I sure didn't have any complaints, although had less than total confidence in my "new" bindings and didn't push it with abandon. They have a unique center-pivot release mechanism, but it seems to work and stands to reason the Swiss military wouldn't want their guys out there with broken legs. Further research is called for, but I think they'll be fine for the type of backcountry skiing I'm into. If a fella was one of those extreme types, hucking it off cliffs and other lunacies you'd probably want some of the newer Fritschi Freerides, although I made it down Exit Chute and only ejected once! But yeah, they're kind of hard to put back on, especially in a steep and narrow chute when you're in a hurry because clumps of snow are starting to fly by, indicating somebody's coming and you'd better not be standing in the middle of the chute like a doggone tourist or something!

Amazingly enough, all this new snowfall was relatively stable, and the entire area was open. Not so on the west side of the range. where the avalanche danger is rated at suicidal. So, I don't foresee going backcountry skiing right away, but at least I got to spend a day making turns through thigh-deep powder! As with time spent hunting and even allegedly fishing, it's said powder days are not subtracted from one's allotted share here on earth.

Works for me.

 

3/1/07

The National Weather Service was forecasting 30-50% chance of snow showers, but instead we got the Bridger Bowl Cloud. Yep, the dump of the season, thirty inches of pow! I predict mass absenteeism around Bozeman tomorrow.
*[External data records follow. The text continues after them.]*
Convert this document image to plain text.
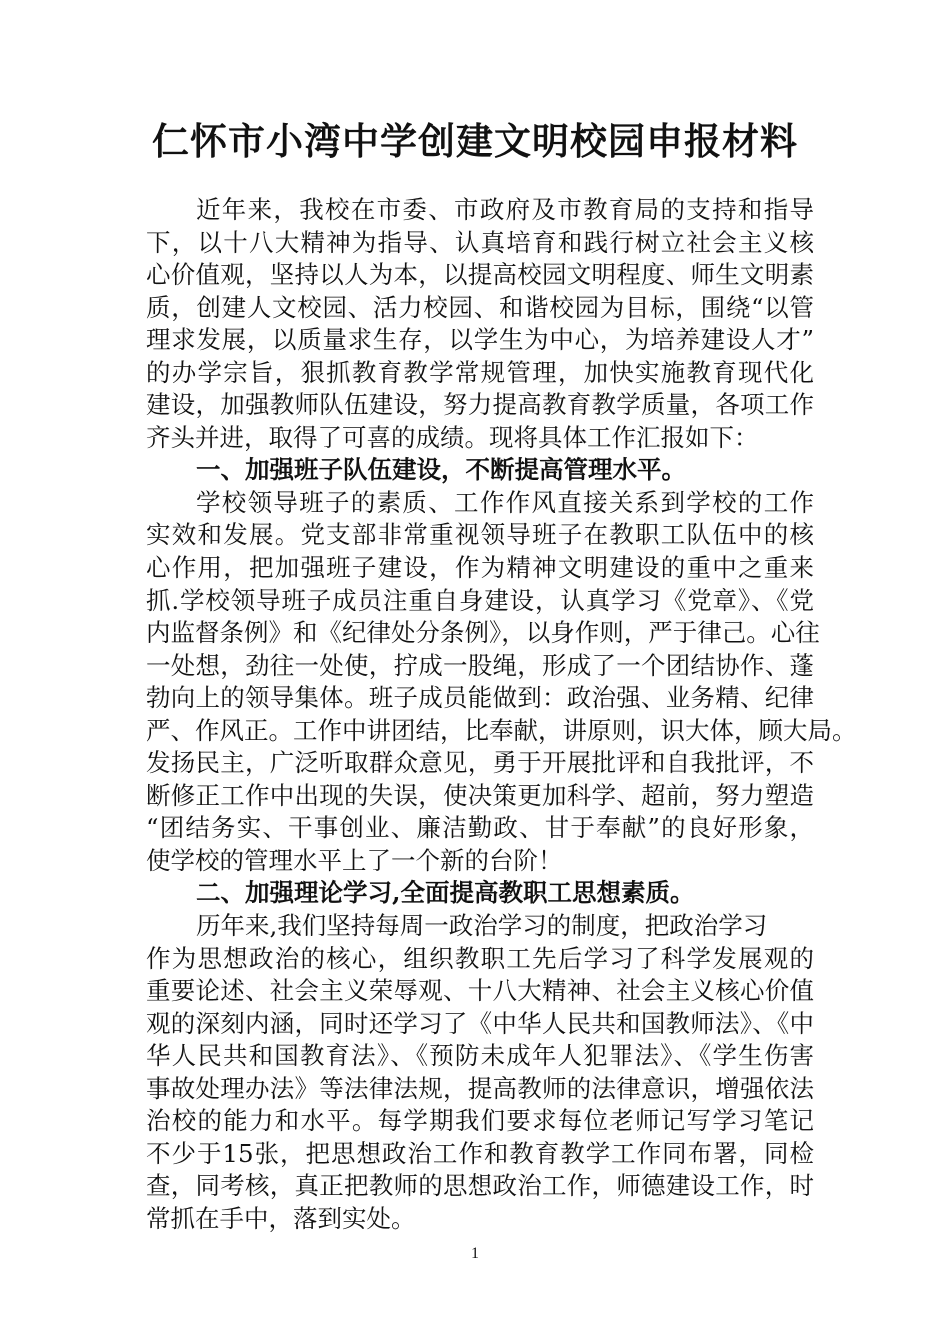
仁怀市小湾中学创建文明校园申报材料
近年来，我校在市委、市政府及市教育局的支持和指导
下，以十八大精神为指导、认真培育和践行树立社会主义核
心价值观，坚持以人为本，以提高校园文明程度、师生文明素
质，创建人文校园、活力校园、和谐校园为目标，围绕“以管
理求发展，以质量求生存，以学生为中心，为培养建设人才”
的办学宗旨，狠抓教育教学常规管理，加快实施教育现代化
建设，加强教师队伍建设，努力提高教育教学质量，各项工作
齐头并进，取得了可喜的成绩。现将具体工作汇报如下：
一、加强班子队伍建设，不断提高管理水平。
学校领导班子的素质、工作作风直接关系到学校的工作
实效和发展。党支部非常重视领导班子在教职工队伍中的核
心作用，把加强班子建设，作为精神文明建设的重中之重来
抓.学校领导班子成员注重自身建设，认真学习《党章》、《党
内监督条例》和《纪律处分条例》，以身作则，严于律己。心往
一处想，劲往一处使，拧成一股绳，形成了一个团结协作、蓬
勃向上的领导集体。班子成员能做到：政治强、业务精、纪律
严、作风正。工作中讲团结，比奉献，讲原则，识大体，顾大局。
发扬民主，广泛听取群众意见，勇于开展批评和自我批评，不
断修正工作中出现的失误，使决策更加科学、超前，努力塑造
“团结务实、干事创业、廉洁勤政、甘于奉献”的良好形象，
使学校的管理水平上了一个新的台阶！
二、加强理论学习,全面提高教职工思想素质。
历年来,我们坚持每周一政治学习的制度，把政治学习
作为思想政治的核心，组织教职工先后学习了科学发展观的
重要论述、社会主义荣辱观、十八大精神、社会主义核心价值
观的深刻内涵，同时还学习了《中华人民共和国教师法》、《中
华人民共和国教育法》、《预防未成年人犯罪法》、《学生伤害
事故处理办法》等法律法规，提高教师的法律意识，增强依法
治校的能力和水平。每学期我们要求每位老师记写学习笔记
不少于15张，把思想政治工作和教育教学工作同布署，同检
查，同考核，真正把教师的思想政治工作，师德建设工作，时
常抓在手中，落到实处。
1
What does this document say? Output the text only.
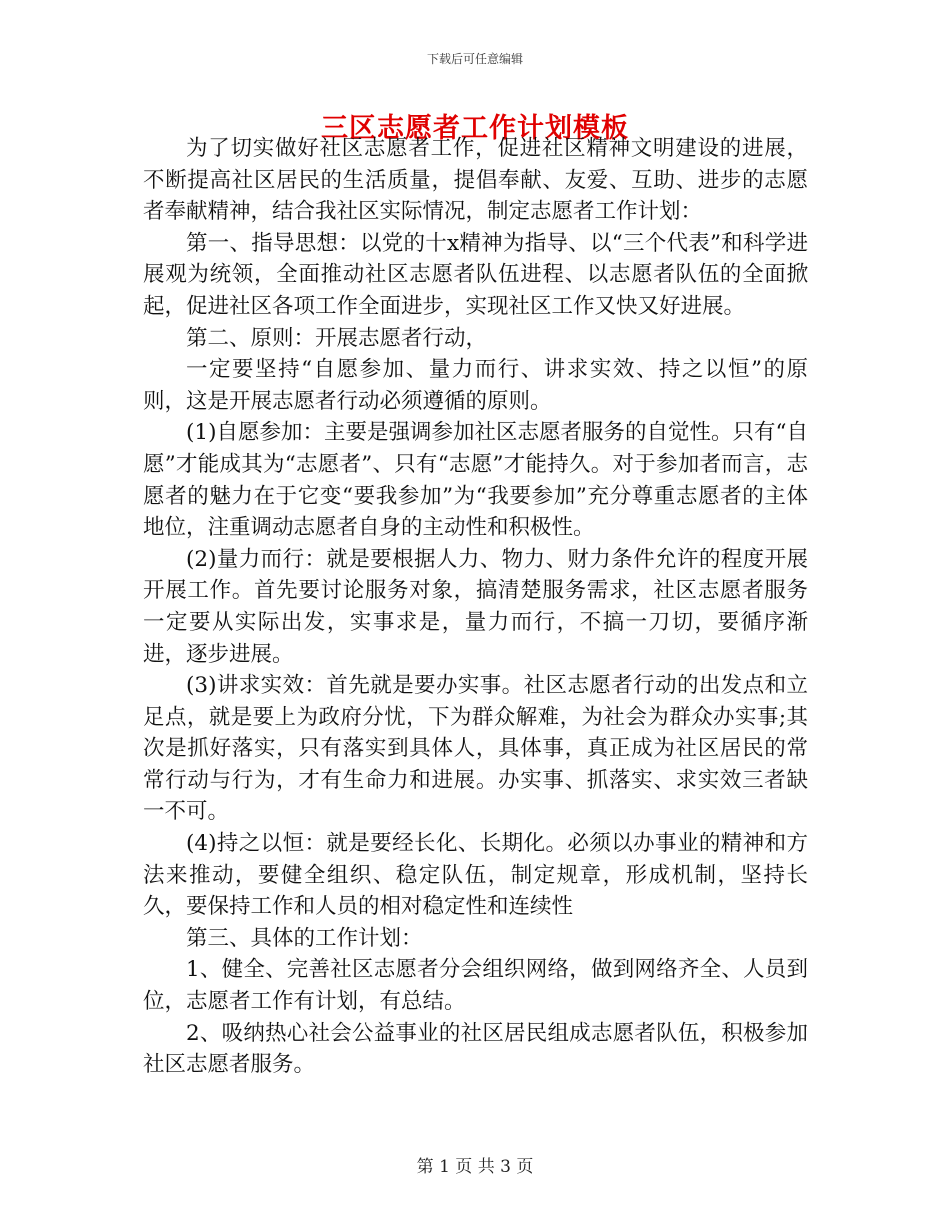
下载后可任意编辑
三区志愿者工作计划模板

为了切实做好社区志愿者工作，促进社区精神文明建设的进展，不断提高社区居民的生活质量，提倡奉献、友爱、互助、进步的志愿者奉献精神，结合我社区实际情况，制定志愿者工作计划：

第一、指导思想：以党的十x精神为指导、以“三个代表”和科学进展观为统领，全面推动社区志愿者队伍进程、以志愿者队伍的全面掀起，促进社区各项工作全面进步，实现社区工作又快又好进展。

第二、原则：开展志愿者行动，

一定要坚持“自愿参加、量力而行、讲求实效、持之以恒”的原则，这是开展志愿者行动必须遵循的原则。

(1)自愿参加：主要是强调参加社区志愿者服务的自觉性。只有“自愿”才能成其为“志愿者”、只有“志愿”才能持久。对于参加者而言，志愿者的魅力在于它变“要我参加”为“我要参加”充分尊重志愿者的主体地位，注重调动志愿者自身的主动性和积极性。

(2)量力而行：就是要根据人力、物力、财力条件允许的程度开展开展工作。首先要讨论服务对象，搞清楚服务需求，社区志愿者服务一定要从实际出发，实事求是，量力而行，不搞一刀切，要循序渐进，逐步进展。

(3)讲求实效：首先就是要办实事。社区志愿者行动的出发点和立足点，就是要上为政府分忧，下为群众解难，为社会为群众办实事;其次是抓好落实，只有落实到具体人，具体事，真正成为社区居民的常常行动与行为，才有生命力和进展。办实事、抓落实、求实效三者缺一不可。

(4)持之以恒：就是要经长化、长期化。必须以办事业的精神和方法来推动，要健全组织、稳定队伍，制定规章，形成机制，坚持长久，要保持工作和人员的相对稳定性和连续性

第三、具体的工作计划：

1、健全、完善社区志愿者分会组织网络，做到网络齐全、人员到位，志愿者工作有计划，有总结。

2、吸纳热心社会公益事业的社区居民组成志愿者队伍，积极参加社区志愿者服务。

第 1 页 共 3 页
Oh, man, I didn't used to have any trouble making up my mind about this kind of thing. But no, I was kinda sick and didn't get squat done today and planned to make up for it tomorrow. But then everyone else in the household was moping about also. Low pressure, or Seasonal Affective Disorder, or something. That must be it, because I'm uncharacteristically pessimistic about this. The filthy ridge hippies will have it all skied out time a guy my age gets up there, and I'd really rather go backcountry skiing, except that'll be suicidal for a bit here, and only the truly stupid or exceptionally fit slog uphill through 30" of snow.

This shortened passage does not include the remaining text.